Con Nyers e Skoglund formò un trio d’attacco leggendario e non solo in campo. Lo svedese ad esempio, talento sopraffino come riconobbero anche Pelè ed i brasiliani dopo averlo battuto nella finale mondiale del 1958, fu il primo a capire che Milano era da bere già a quei tempi. Le sue nottate brave tra signorine gentili e alcool trovavano riscontro negli allenamenti del giorno dopo non propriamente sobri ed intensi. Anche Nyers non era uno stinco di santo. Il presidente Masseroni lo mise fuori squadra a causa delle richieste economiche esose e ripetute. Appena riaggregato lo ricompensò con tripletta nel derby del ’53, l’ultimo da lui disputato in nerazzurro. Apolide per motivi politici, zingaro come Helenio Herrera che lo vide per la prima volta nel ’46 giocare con la nazionale ungherese a Parigi innamorandosi seduta stante del suo talento.
Anche Nyers conobbe l’ira di Lorenzi sulla sua pelle. In una partita contro la Fiorentina sbagliò un gol clamoroso. Veleno lo colpì con un pugno, l’ungherese fece il gesto di allontanarsi dal campo. “Rientra che i conti li facciamo dopo” gli urlò il compagno assatanato . Nyers, non se lo fece ripetere, qualche minuto dopo segnò con una incornata delle sue e rincorse Lorenzi per restituirgli il favore.
Non solo i comportamenti, la lingua di Benito sapeva far male, come quella di tutti i toscanacci. La provocazione era nel suo Dna, specialmente quando si trovava faccia a faccia con gli juventini. Ne sapeva qualcosa Giampiero Boniperti, rivale bianconero di mille battaglie, soprannominato “Marisa” proprio dal nerazzurro per i suoi boccoli biondi. Il futuro presidente bianconera non gradiva per niente ma ormai il danno era fatto, per i tifosi avversari restò Marisa per sempre. Per provocare John Charles invece gli riferiva che la Regina d’Inghilterra era una donna di facili costumi, asserzione rintuzzata dal gigante buono bianconero con un elegante “e che me frega della Regina, io sono gallese”.
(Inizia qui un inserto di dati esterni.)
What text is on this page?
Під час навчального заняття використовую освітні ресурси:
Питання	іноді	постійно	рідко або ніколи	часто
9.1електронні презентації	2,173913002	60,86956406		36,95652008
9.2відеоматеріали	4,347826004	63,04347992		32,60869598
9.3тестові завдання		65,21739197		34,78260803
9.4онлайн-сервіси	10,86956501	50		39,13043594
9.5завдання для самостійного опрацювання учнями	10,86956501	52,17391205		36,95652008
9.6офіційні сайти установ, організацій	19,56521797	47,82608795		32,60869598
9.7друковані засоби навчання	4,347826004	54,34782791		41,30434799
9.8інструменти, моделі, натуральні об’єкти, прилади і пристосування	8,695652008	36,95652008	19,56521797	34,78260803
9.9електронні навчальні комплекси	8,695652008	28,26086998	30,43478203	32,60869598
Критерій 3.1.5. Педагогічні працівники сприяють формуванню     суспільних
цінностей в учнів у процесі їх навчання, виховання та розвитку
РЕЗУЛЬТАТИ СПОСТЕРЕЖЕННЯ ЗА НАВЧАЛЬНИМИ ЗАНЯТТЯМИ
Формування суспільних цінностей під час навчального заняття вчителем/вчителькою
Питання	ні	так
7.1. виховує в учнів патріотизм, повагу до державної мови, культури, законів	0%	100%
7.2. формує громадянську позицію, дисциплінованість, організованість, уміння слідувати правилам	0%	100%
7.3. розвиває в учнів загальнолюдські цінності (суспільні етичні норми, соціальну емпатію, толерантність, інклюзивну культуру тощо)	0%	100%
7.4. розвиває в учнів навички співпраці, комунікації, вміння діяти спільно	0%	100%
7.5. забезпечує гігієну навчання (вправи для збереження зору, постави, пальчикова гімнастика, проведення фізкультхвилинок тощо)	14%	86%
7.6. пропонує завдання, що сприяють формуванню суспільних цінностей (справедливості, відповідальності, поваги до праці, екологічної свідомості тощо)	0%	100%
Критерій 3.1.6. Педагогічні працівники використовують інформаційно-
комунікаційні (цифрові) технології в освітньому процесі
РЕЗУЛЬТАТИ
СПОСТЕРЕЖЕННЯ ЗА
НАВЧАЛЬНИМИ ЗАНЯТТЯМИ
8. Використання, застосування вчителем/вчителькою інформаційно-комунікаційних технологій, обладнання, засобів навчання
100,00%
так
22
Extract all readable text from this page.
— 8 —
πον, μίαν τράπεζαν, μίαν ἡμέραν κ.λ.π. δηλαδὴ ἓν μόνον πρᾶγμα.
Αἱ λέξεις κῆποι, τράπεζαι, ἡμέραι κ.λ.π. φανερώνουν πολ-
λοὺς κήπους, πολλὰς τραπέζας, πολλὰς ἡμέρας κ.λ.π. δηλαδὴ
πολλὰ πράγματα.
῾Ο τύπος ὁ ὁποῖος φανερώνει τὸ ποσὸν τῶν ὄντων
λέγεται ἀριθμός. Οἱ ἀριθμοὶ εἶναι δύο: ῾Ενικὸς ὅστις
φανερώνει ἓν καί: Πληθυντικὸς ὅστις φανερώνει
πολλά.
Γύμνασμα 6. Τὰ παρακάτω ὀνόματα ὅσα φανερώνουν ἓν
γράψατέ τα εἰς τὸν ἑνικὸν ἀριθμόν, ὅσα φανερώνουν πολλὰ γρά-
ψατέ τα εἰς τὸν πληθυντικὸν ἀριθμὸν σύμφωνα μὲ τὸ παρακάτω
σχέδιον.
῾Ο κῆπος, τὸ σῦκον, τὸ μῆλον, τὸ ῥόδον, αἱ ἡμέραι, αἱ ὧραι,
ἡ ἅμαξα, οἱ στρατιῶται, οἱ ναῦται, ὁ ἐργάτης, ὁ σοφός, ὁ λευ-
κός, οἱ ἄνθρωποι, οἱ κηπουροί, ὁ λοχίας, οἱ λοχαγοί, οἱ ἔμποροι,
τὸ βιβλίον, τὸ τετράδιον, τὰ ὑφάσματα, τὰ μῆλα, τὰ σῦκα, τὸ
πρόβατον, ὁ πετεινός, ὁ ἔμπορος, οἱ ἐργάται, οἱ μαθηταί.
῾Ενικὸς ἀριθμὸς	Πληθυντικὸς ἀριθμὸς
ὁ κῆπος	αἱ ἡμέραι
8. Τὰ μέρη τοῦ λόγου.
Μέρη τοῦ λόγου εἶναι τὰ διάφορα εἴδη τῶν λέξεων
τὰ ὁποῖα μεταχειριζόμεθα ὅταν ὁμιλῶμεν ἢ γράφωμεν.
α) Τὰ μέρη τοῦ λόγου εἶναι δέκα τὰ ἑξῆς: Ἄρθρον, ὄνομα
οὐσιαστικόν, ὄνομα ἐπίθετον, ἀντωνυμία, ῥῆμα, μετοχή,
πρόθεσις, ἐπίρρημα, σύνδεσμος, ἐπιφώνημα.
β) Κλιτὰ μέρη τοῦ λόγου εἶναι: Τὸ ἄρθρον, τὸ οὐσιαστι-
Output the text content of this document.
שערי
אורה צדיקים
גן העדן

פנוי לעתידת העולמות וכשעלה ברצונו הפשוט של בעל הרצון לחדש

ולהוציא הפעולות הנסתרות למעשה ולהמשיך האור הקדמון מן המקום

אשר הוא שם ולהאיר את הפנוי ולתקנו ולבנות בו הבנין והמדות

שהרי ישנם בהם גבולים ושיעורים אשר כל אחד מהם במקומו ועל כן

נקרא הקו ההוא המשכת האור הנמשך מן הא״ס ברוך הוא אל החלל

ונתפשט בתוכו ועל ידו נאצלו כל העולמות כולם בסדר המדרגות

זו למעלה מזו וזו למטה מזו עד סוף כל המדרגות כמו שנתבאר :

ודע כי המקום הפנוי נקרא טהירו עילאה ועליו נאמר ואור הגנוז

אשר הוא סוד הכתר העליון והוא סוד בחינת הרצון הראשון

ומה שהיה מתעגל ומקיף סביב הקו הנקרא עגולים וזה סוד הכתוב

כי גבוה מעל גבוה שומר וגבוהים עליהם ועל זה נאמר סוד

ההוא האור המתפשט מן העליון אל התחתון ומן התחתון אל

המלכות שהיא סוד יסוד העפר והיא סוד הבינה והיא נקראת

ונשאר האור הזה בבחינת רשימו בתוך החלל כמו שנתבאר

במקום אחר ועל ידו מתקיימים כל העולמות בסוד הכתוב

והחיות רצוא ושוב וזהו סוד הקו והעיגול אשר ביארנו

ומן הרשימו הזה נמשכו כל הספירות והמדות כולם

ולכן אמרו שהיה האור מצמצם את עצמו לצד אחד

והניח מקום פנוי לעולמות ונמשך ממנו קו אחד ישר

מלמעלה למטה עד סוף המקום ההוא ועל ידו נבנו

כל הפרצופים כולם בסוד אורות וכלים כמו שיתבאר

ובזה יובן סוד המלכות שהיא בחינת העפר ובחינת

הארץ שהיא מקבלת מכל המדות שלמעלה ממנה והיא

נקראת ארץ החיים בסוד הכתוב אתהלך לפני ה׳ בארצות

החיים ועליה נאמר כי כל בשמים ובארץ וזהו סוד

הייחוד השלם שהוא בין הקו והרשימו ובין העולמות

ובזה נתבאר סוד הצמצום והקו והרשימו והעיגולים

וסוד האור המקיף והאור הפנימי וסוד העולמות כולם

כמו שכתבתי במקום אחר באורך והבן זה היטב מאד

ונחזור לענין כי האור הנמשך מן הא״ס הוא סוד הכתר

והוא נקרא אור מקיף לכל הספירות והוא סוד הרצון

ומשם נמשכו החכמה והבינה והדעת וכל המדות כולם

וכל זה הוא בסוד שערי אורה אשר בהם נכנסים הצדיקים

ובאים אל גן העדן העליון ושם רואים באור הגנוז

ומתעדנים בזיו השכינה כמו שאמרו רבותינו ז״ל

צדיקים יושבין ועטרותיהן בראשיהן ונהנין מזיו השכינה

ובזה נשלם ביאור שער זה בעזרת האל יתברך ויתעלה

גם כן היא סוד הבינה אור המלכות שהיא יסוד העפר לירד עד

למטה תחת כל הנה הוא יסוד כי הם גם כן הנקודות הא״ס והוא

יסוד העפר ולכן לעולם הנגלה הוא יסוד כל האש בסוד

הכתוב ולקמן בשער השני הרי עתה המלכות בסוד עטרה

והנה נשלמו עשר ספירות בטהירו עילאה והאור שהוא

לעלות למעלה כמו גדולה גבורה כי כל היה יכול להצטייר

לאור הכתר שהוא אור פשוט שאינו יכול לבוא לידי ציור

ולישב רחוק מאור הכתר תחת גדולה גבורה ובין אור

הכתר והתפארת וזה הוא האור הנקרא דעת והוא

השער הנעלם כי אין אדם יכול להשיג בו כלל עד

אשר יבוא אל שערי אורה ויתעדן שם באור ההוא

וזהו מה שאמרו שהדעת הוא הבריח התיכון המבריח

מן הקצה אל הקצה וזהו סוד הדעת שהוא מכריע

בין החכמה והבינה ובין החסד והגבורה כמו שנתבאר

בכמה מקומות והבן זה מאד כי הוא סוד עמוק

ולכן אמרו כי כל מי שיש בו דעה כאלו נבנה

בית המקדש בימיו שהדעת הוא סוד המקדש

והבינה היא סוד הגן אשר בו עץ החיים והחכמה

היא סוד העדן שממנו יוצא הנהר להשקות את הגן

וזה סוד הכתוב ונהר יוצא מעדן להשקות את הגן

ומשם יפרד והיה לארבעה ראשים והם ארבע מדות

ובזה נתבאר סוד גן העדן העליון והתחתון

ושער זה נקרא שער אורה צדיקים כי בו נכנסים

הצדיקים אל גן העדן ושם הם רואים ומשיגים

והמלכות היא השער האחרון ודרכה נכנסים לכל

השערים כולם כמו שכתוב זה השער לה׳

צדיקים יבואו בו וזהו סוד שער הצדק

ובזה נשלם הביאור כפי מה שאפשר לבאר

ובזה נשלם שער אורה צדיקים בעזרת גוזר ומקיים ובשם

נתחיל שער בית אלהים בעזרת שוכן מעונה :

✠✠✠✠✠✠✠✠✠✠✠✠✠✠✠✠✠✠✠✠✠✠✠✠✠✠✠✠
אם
Lorenzi modello di interismo dunque? A modo suo si, lo ha dimostrato durante tutta la sua carriera. Ma l’episodio più convincente a questo riguardo è di tutt’altra natura rispetto alle bravate provocatorie. Lo ha ricordato Gianfelice Facchetti in una intervista a Tuttosport di qualche tempo fa. “Nel 1951, 2 anni dopo Superga, alla penultima giornata l’Inter giocò a Torino contro i granata. Se avessero perso sarebbero retrocessi in B, mentre se avesse perso l’Inter, lo scudetto sarebbe andato manco a dirlo al Milan. E Benito Lorenzi, il grande attaccante dell’Inter che intanto era diventato come un papà per Sandro Mazzola, dopo la scomparsa del suo caro amico Valentino, non si sentì di condannare il Toro. Si racconta che non si impegnò alla morte, che commise errori incredibili davanti alla porta. Così l’Inter perse 2-1 e poi perse lo scudetto. Mentre il Torino si salvo in extremis in quel modo. Perché vincere non è l’unica cosa che conta: nello sport, ma a maggior ragione nella vita. Altri valori sono ben più importanti. E non c’è bisogno di essere per forza dell’Inter o del Toro per capirlo, per avere e nutrire questa visione etica dell’esistenza”.